So here I am, table dancing. Well, I'm dancing on a table. Ok, it's a coffee table. Shut up.
Sigh! I photographed myself this morning in the room that is to be my new bigger, better work space - something that is incredibly exciting to me. I partially believe this room to have magical, super productivity-inducing properties. I partially believe that I am undeserving of this beautiful room. I have this picture in my head (you have the future-self picture, don't you?) where I'm fantastically talented, beautiful, and have this lovely workspace (not to mention adoring boyfriend) and everything is sunshine and light. Ok, even in my magic future-self picture, not every thing is sunshine and light, let's be realistic.
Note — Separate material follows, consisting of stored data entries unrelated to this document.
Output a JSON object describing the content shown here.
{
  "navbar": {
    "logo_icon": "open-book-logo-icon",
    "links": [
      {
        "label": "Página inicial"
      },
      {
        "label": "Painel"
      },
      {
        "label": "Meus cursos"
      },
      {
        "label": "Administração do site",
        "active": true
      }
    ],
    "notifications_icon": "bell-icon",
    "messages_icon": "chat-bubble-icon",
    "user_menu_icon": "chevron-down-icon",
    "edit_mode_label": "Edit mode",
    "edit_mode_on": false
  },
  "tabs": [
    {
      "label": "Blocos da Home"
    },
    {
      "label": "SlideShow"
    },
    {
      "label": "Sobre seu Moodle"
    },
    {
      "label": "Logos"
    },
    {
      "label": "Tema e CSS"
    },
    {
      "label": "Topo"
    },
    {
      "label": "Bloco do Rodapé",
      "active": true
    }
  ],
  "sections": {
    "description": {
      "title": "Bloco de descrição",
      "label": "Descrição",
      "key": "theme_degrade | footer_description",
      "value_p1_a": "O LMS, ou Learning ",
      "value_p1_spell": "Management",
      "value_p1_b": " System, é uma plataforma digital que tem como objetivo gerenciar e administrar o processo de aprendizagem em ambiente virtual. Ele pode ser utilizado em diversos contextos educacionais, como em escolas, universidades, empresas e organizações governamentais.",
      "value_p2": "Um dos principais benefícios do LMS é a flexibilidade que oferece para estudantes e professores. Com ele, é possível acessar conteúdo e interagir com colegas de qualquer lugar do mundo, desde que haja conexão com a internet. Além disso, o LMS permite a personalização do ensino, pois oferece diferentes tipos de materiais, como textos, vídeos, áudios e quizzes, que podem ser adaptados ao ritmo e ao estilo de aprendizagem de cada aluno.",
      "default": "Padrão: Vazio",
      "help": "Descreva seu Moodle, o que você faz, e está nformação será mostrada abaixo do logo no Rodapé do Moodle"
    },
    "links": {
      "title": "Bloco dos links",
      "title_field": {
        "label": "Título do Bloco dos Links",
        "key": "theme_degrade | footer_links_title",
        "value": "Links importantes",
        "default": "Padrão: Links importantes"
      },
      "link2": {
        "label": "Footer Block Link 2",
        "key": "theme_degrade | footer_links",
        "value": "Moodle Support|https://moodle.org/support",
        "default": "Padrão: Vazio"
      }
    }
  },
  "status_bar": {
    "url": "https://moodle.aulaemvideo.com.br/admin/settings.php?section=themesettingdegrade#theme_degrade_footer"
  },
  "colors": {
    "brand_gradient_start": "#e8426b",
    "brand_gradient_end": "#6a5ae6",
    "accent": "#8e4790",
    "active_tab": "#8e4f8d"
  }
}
The past month has been really wonderful. The Etsy Dallas Spring Bash was a huge success. I was featured on two blogs and NBC.com. Yesterday, I woke up to my 100th sale on Etsy, a small milestone to be very proud of. I am proud. I also had my seventh weight watcher's meeting and have lost just about 15 pounds - another milestone to be proud of. I am proud. Today, I walked into this gorgeous room where I will spend all of my days drawing and sewing and creating and smiling. You'll come visit me as my future self and my hair will be perfect and i'll be so well dressed and I'll offer you tea in the garden and didn't i mention i made those 15 bags today and was invited to 25 news stores??? and by then, i will have learned how to properly maintain a blog.
So I took this photograph and I looked at it. and then I had a moment where present self began to look a lot like future self. it was confusing.
A professor of mine once spoke to me about the double-edged sword of knowledge; the more you learn, the more you realize you know nothing. Well, I learned a long time ago that I definitely didn't know anything and probably never would. I moved on. What I didn't realize was that this same trick attaches itself to most of your goals.
This room is so beautiful that I don't believe I deserve it. I still feel like a fraud. I have so far to go. So much to do and learn and make. I still have so many things I want to achieve. I've hardly done a thing.
And then there's the weight. I was thrilled when I lost 5 pounds. I almost cried when I lost 10. At 15, I'm in a bit of shock. Instead of being thrilled, I'm just... wow. When did I gain fifteen pounds to be lost? I'm baffled by the fact that a huge chunk of PERSON is missing from me. It's been such a short amount of time, I haven't been able to adjust or even comprehend.
This past week has overwhelmed and humbled. And then came today's migraine. I haven't had one since high school so I didn't recognize the blind spot immediately. Only after I was completely unable to read or write the text on the computer screen did I fully understand what was going on. Hours later, I still feel as though I've taken a bat to the head.
I know that part of me is thrilled about everything going on. I just need to let the shock wear off a bit. and maybe the headache. hang on, with me. and we'll get back to conquering the world. And I need to get a new picture of future self.
and you're welcome to call me melodramatic. i'll just say i'm honest.


2 comments:
i heart you even more... I am glad that I am not the only one who fears/doubts my own success so much that it gives me headaches.
You are awesome and things are going so great that you think the other shoe is gonna drop.. well ride this bliss wave mama, you worked hard to get all these gorgeous things and that shoe ain't dropping!
Enjoy your success - the universe is saying "Cheyne - you are awesome! You are worthy! You make cool shit people adore! Buy your self some skinny jeans!"
um - that's all
i think i'm feeling some similar things tonight. i'm in sort of a weird mood that i can't explain. i'm accomplishing a lot of the goals i've set for myself this year, but my brain goes straight to all of the things i have yet to do...so it goes, i suppose, at least we can rhyme.